Edit: Think I worked out your confusion so adjusted for next post ... I left a bit in about sound here.

Light is nothing special by the way.

There is only one speed of sound for given media conditions as well there isnt speed of sound + velocity either.

If you are standing on the wing of a plane doing mach 0.99 the speed of sound is still mach 1 its not mach 1.999 just because you are moving.

And if you used sound waves to deduce the speed of sound all observers would correctly deduce the speed of sound to be finite and constant for given media conditions.

We know that for example you can go faster than the speed of sound so this observation limitation does not mean you can't go faster. As with sound but once you pass through the sound barrier everything changes for sound.

re-reading I think I get your problem whats confusing you



That side on stationary observer position we are talking is the GOD view with no speed of light to us.

That is your so called zero frame in relativity and it does not exist for any actual observer because there is speed of light to us.

And I think thats may be where your coming unstuck now.

Einsteins K frame is the Zero reference frame because we have to be able to describe the movements on a common system because everyone will see something different. Thats not an actual observer like you or I, it's godmode so we can describe the movements.
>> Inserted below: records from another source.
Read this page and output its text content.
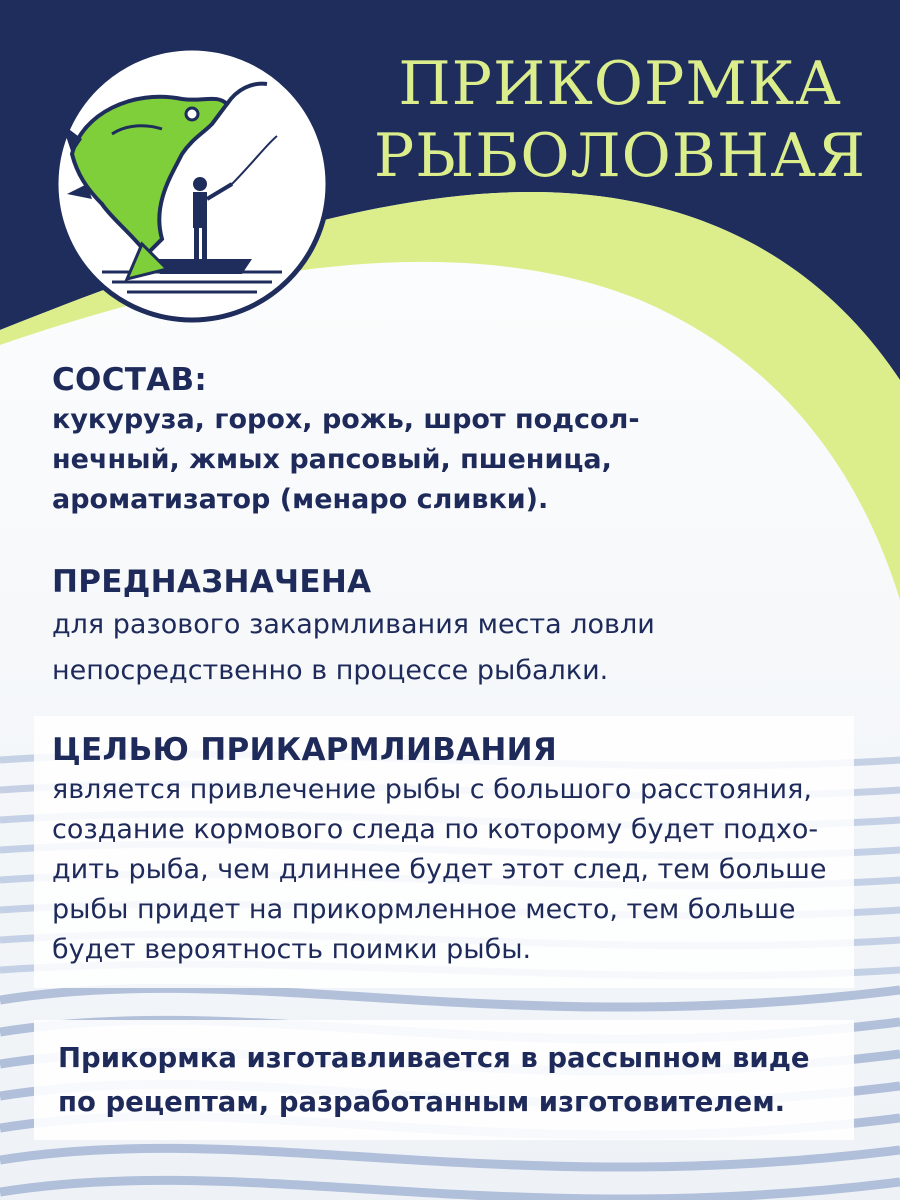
ПРИКОРМКА
РЫБОЛОВНАЯ
СОСТАВ:
кукуруза, горох, рожь, шрот подсол-
нечный, жмых рапсовый, пшеница,
ароматизатор (менаро сливки).
ПРЕДНАЗНАЧЕНА
для разового закармливания места ловли
непосредственно в процессе рыбалки.
ЦЕЛЬЮ ПРИКАРМЛИВАНИЯ
является привлечение рыбы с большого расстояния,
создание кормового следа по которому будет подхо-
дить рыба, чем длиннее будет этот след, тем больше
рыбы придет на прикормленное место, тем больше
будет вероятность поимки рыбы.
Прикормка изготавливается в рассыпном виде
по рецептам, разработанным изготовителем.
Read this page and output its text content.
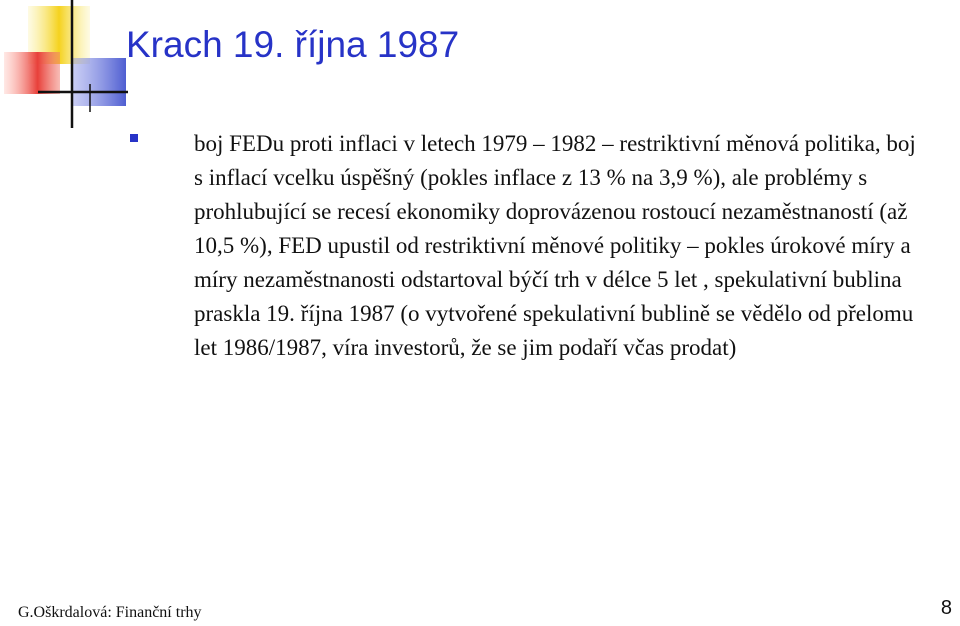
Krach 19. října 1987
boj FEDu proti inflaci v letech 1979 – 1982 – restriktivní měnová politika, boj s inflací vcelku úspěšný (pokles inflace z 13 % na 3,9 %), ale problémy s prohlubující se recesí ekonomiky doprovázenou rostoucí nezaměstnaností (až 10,5 %), FED upustil od restriktivní měnové politiky – pokles úrokové míry a míry nezaměstnanosti odstartoval býčí trh v délce 5 let , spekulativní bublina praskla 19. října 1987 (o vytvořené spekulativní bublině se vědělo od přelomu let 1986/1987, víra investorů, že se jim podaří včas prodat)
G.Oškrdalová: Finanční trhy	8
If we were side of to that scene we wouldn't see it like that at all in real life.

WHY => There is speed of light to us as the side on observer we would actually see the whole scene different and thats why we have to create a zero frame.

Where your speeds where slow like with trains etc you put an observer there and they would be able to see almost what a zero frame looked like but not with stuff moving near the speed of light. Because the time of light to observer would change what they saw.

So what I should correctly say is you can deduce a c+v speed in a zero frame (Einstein K frame) but you could never directly observe it.

As I said we have deduced the edges of the universe must be moving away from each other faster than the speed of light and we have deduced two galaxies are moving away relative to each other faster than the speed of light.

As per post above speed of sound is no different it's only ever one speed. Stand on a moving car and yell and the sound still moves at the speed of sound but what happens is the pitch changes to people stationary on the ground.

I have attempted to resolve this discussion by asking you direct and relevant questions however you have conveniently deleted any reference to same thereby censoring my arguments and now I find that your grammar is becoming incomprehensible.

I am not sure I can help you Bill 6 .. English is not my native language .. prob ask someone with better language skills.

The effect being described is rather trivial it doesn't really prove light can or can not move faster than light it simply says you will never directly observe the effect unless you are god and can see things faster than light in Einsteins "K" reference frame.

In my mind there is not much to resolve it's all pretty trivial but you seem to get hung up on c+v closure speed which isnt real to any real observer.

As I have said think about sound it behaves exactly the same way ... there is also only one speed of sound as well just because you are moving in aircraft doesn't change the speed of sound. Changing the media conditions is the only way to change the speed of sound and that is the only way to change the speed of light we know of as well.